Strangely enough, I was grocery shopping the other day and listening to one of my favourite podcasts as I did, 99% Invisible. The current episode is actual a rebroadcast of a show from the podcast Cautionary Tales. This one in particular focused on the design and building of the Sydney Opera House. While the whole episode is worth a listen, the piece that resonated with me and that immediately brought me back to my thinking about Ship Point is that when you look at large infrastructure failures (and by failures I mean over budget or not achieving success, not falling down) it is usually because a simple question hasn’t been answered at the outset of the planning process. What do we want at that site and why? I don’t think we have even begun to think about this for Ship Point or the more northern harbour parking lots. What do we want there, what will it do for the city and why? To be clear I am not saying this as a stalling tactic to hope for something to come along and solve the question for us, but I do think that we can look around the harbour and get a cue as to where we should start our thought process.

Victoria’s Inner Harbour is the starting point for what drives people to want to come to Victoria for both good and bad. Good, because it is a beautiful and striking place, and bad, because it doesn’t tell a complete story of what our city is about. Still, what makes the Inner Harbour what it is, are giant monuments of architecture. If I were to be given a piece of land next to the Parliament Buildings, the Empress Hotel, the Steamship Terminal, the Royal BC Museum and the Belmont Building, my first thought wouldn’t be to compliment it with some concrete risers, some stairs and patches of grass. It would be to build something that both enhances the current space and identifies the city as it is now.

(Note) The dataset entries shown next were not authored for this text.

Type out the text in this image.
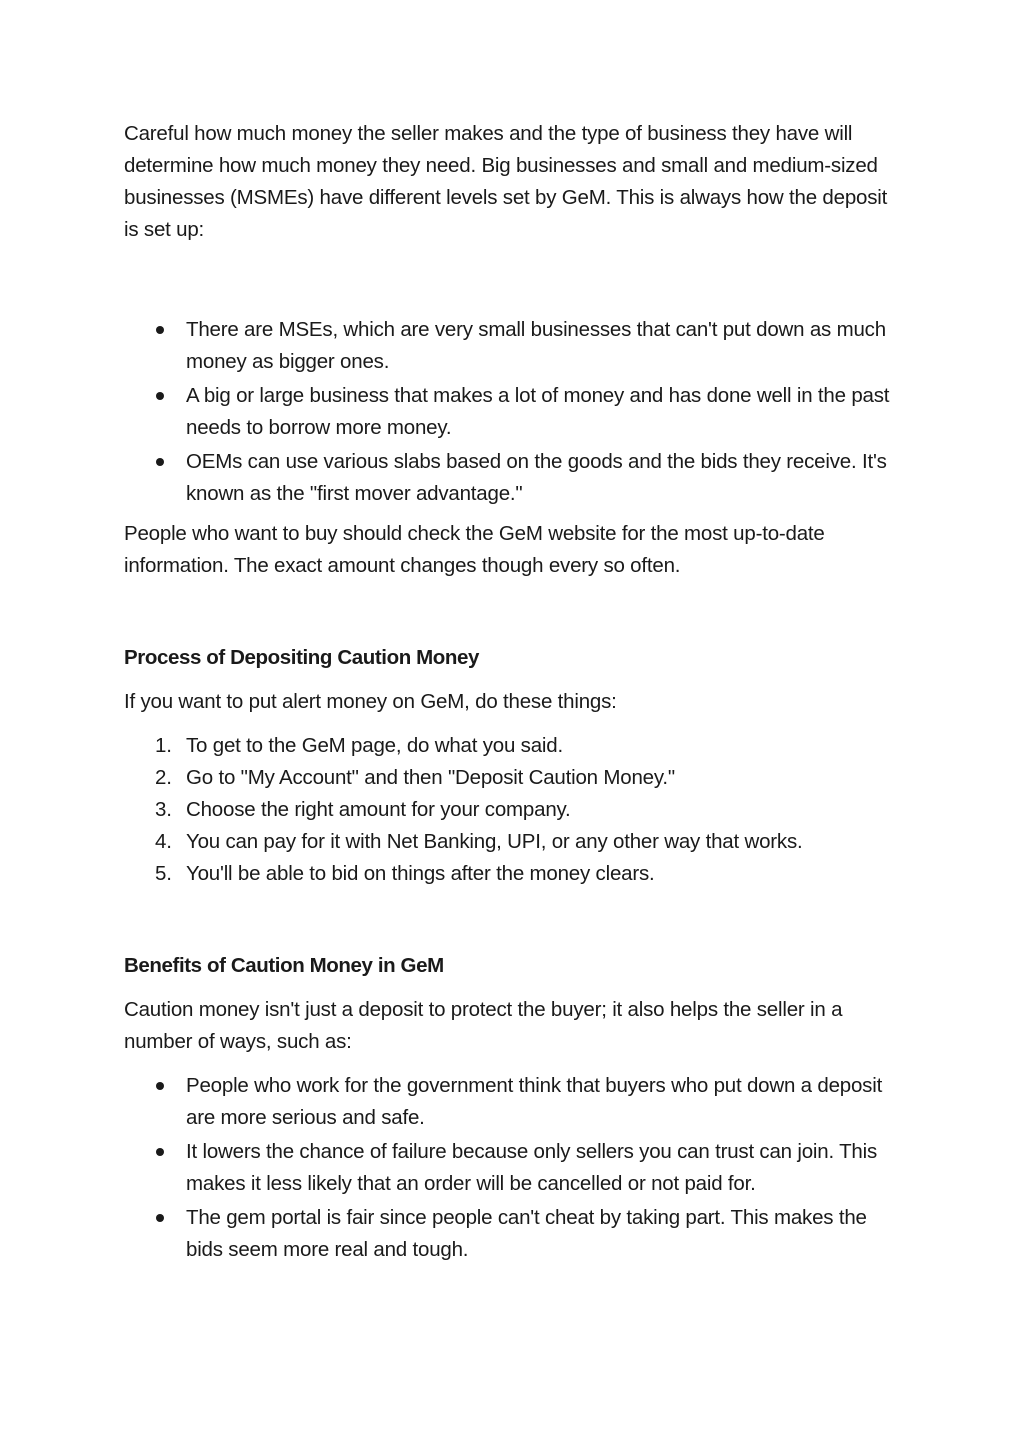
Careful how much money the seller makes and the type of business they have will determine how much money they need. Big businesses and small and medium-sized businesses (MSMEs) have different levels set by GeM. This is always how the deposit is set up:

There are MSEs, which are very small businesses that can't put down as much money as bigger ones.
A big or large business that makes a lot of money and has done well in the past needs to borrow more money.
OEMs can use various slabs based on the goods and the bids they receive. It's known as the "first mover advantage."

People who want to buy should check the GeM website for the most up-to-date information. The exact amount changes though every so often.

Process of Depositing Caution Money

If you want to put alert money on GeM, do these things:

1. To get to the GeM page, do what you said.
2. Go to "My Account" and then "Deposit Caution Money."
3. Choose the right amount for your company.
4. You can pay for it with Net Banking, UPI, or any other way that works.
5. You'll be able to bid on things after the money clears.
Benefits of Caution Money in GeM

Caution money isn't just a deposit to protect the buyer; it also helps the seller in a number of ways, such as:

People who work for the government think that buyers who put down a deposit are more serious and safe.
It lowers the chance of failure because only sellers you can trust can join. This makes it less likely that an order will be cancelled or not paid for.
The gem portal is fair since people can't cheat by taking part. This makes the bids seem more real and tough.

As I said in my previous articles, one of the concerns I had with the plan was building a pavilion building with no ideas for how it would be used. Now with the current planning process, whether even the meagre pavilion building will be built is in question. Apart from having a place to continue having concerts, some greenspace, the continuation of the harbour walkway, and no parking, there is no vision for what we are trying to do here.

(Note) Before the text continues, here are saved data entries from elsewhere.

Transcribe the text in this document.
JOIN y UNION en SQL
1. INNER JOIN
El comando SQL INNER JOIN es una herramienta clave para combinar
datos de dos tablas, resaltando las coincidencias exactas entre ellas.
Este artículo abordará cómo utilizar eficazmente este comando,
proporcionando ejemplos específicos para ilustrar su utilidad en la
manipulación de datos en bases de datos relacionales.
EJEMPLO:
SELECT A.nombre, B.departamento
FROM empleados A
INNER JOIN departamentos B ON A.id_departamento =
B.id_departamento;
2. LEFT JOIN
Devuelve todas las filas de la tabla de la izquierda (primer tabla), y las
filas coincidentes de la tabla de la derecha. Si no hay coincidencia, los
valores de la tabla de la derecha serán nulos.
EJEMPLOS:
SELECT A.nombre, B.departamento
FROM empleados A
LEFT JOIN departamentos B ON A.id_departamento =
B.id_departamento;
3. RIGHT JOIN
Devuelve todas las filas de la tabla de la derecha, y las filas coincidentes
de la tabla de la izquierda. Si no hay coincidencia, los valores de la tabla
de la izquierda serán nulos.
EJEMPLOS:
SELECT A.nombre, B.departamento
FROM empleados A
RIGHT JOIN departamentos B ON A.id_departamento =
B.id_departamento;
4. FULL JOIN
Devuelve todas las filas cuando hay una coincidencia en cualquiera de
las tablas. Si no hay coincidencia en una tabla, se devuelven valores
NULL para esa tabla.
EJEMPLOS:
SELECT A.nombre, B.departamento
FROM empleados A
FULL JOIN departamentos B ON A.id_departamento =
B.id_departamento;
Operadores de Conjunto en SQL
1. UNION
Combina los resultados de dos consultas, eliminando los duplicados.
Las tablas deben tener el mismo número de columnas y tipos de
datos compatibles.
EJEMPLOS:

As I said, I think we should be thinking about what we want out of this last premiere space on the Inner Harbour; a nice garden and path that doesn’t distract from the colonial architecture that has always brought people here, doesn’t feel right.

I have mentioned before that what I think we should be doing as a focal point for the site is working with the Songhees and Esquimalt First Nations to return a large portion of the Ship Point land to them to ultimately do what they would want with the site. I would love to see a large indigenous cultural centre that competes (even overshadows?) with the colonial architecture that is currently there. With such a prominent site, I am not sure there is a better place to help advance true reconciliation than by allowing those who have always lived on this land to promote their identity, even better that it is at the centre of the province’s capital.

That said, I would love to hear your visions for what this site could be. It is only with a strong vision that we will end up with something that we can all be proud of, rather than just another set of benches and grass near the water.